Pour dualiser le combat d’idées entre Isabelle et Christine, Noomi Rapace et Rachel McAdams, qui oscillent constamment entre la sensualité débordante, jouant d’une géométrie amoureuse à partenaire variable, et le cabotinage insupportable. Ce qui surprend au début, tant le surjeu est grossier, devient plaisant, voire assimilé d’une certaine logique quand De Palma s’amuse à tordre la réalité, jouer sur les fantasmes imaginatifs, et nous indique que beaucoup de ce que l’on voit n’est pas la réalité mais l’interprétation même des personnages. Aidé de tous ses stratagèmes et d’une caméra armée jusqu’aux dents avec laquelle il va tenter de renouveler constamment sa mise en scène – pour le meilleur mais aussi pour le plaisir du kitsch à outrance –, il délivre un brûlot assez frontal sur les manipulations en entreprise et sur l’univers de la publicité, où tous les coups sont permis pour tirer la couverture à soi.

On voit ces deux femmes se dirigeant inéluctablement vers la folie, où plus rien ne peut les sauver, et où tout va crescendo, peut-être un peu trop. À vouloir inclure dans un récit déjà riche des teintes thriller, De Palma se perd dans une histoire qui tombe peu à peu dans l’improbable, et où les parallèles – celui avec Sœurs de sang, par exemple – deviennent trop grossiers, jusqu’à l’utilisation de la musique de Pino Donaggio qui, si elle rappelle les moments les plus divertissants de Body Double alourdit le tout ici. Le métrage devient grossier dans son fond, et a du mal à être sauvé par sa forme, surtout quand celle-ci se complaît à vouloir ponctuer ses rebondissements incessants, qui deviennent rapidement agaçants. Voulu comme un retour en force, Passion se présente plus comme un best-of de l’auteur – jusqu’au « split-screen » qui ne sert que peu le propos – qui amène cette fois-ci à l’indigestion. Une belle déception tant on sent la sincérité du cinéaste à vouloir nous offrir une nouvelle œuvre unique, et parfaitement ancrée dans son temps. Un exercice qu’il aime à reproduire, voulant toujours utiliser les nouvelles technologies à sa portée. Après les webcams, ce sont les drones qui vont l’intriguer et qu’il va utiliser pour peindre un portrait peu reluisant de la lutte contre le terrorisme. Malheureusement pour lui, la production de Domino s’avère très compliqué, et le réalisateur y laisse quelques plumes.

Domino (2019)

Sept ans s’écoulent avant que ce nouveau, et dernier en date, fait d’arme de De Palma ne nous arrive. Coproduction européenne fauchée au tournage interrompu plusieurs fois faute de financement, Domino est un film malade en tous points. Le manque de budget saute aux yeux, l’intrigue semble sortie d’un générateur aléatoire de DTV miteux, et le duo issu de Game Of Thrones Nikolaj Coster-Waldau – Carice Van Houten est bien loin de faire rêver tant sur le papier qu’à l’écran. Pourtant, malgré les déboires évidents du projet, De Palma tente et entend livrer un thriller nerveux sur la lutte antiterroriste. Le script de Petter Skavlan porte sur l’enquête menée par deux agents de police danois, Toft et Boe, après la mort d’un de leurs collègues lors d’une intervention. L’assassin est un ancien membre des forces spéciales qui veut trouver un chef de l’État Islamique pour se venger, objectif partagé par Joe Martin, agent de la CIA, qui se sert du fugitif qu’il a capturé pour arriver à ses fins.

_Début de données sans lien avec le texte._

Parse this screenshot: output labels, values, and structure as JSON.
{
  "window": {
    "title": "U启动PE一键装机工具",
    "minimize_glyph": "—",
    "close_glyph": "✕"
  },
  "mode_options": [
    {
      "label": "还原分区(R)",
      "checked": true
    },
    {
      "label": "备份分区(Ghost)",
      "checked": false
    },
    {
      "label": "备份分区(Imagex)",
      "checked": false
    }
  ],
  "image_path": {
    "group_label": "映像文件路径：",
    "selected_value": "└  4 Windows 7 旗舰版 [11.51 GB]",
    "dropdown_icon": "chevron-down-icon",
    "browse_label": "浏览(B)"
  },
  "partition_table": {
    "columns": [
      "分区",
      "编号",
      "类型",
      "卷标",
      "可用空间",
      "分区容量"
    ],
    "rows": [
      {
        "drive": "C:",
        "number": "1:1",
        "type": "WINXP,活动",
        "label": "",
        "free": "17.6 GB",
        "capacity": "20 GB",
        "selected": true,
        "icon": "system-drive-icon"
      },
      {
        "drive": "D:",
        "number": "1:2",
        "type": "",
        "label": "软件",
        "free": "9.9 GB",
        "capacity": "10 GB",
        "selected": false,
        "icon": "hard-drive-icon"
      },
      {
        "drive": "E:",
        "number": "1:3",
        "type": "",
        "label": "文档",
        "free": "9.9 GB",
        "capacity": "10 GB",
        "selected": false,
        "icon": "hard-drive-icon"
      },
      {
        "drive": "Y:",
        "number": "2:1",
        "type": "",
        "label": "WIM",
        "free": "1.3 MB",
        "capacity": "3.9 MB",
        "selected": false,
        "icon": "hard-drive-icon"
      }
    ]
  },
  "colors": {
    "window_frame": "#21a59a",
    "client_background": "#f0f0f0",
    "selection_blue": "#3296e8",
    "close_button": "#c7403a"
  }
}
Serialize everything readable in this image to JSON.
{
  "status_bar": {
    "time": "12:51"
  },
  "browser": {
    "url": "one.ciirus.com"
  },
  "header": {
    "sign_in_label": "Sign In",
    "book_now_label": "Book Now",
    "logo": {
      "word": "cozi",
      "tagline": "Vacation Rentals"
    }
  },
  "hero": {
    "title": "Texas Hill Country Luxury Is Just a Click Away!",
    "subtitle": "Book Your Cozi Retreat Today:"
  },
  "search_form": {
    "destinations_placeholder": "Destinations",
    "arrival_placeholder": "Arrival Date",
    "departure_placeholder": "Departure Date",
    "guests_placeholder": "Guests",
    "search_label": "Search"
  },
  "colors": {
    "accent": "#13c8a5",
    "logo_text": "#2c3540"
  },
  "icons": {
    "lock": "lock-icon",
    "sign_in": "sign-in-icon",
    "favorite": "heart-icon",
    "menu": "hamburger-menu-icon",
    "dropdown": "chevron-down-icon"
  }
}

Ces quelques lignes traduisent l’une des faiblesses de ce récit : son écriture à la ramasse. De Palma n’a pas touché au scénario et doit se débrouiller avec cette histoire qui s’avère être un ramassis de clichés peu inspirés. Du flic mis à pied qui va désobéir aux histoires de manipulation par la mafia en passant par un twist romantique de mauvais goût, il n’y a pas grand-chose à sauver. De Palma n’abdique pas pour autant et l’on décèle sa patte à de nombreuses reprises. Demi bonnette, split-screen, plan séquence, il sort l’attirail habituel pour essayer de donner du corps à ce squelette narratif. Le résultat n’est toutefois pas à la hauteur des espérances. Les effets de style sont audacieux mais marquent aussi l’épuisement d’un cinéaste qui peine à se renouveler et à s’adapter aux nouveautés. Le fait qu’il n’ait pas pris part à la post-production n’aide certainement pas, au point que l’on pourrait se demander si Domino est réellement un film de De Palma. La réponse reste oui, car on reconnaît suffisamment l’ambition visuelle et le talent de l’artiste par moments pour nous charmer les rétines et nous rappeler qu’il a toujours de l’idée. Il a conscience que les temps ont changé et entend confronter son audience aux problèmes contemporains, à l’image de cette fusillade filmée en split-screen qui a une dimension vidéo-ludique effrayante – il singe l’apparence d’un jeu de tir à la première personne, mettant le spectateur dans la position du tueur.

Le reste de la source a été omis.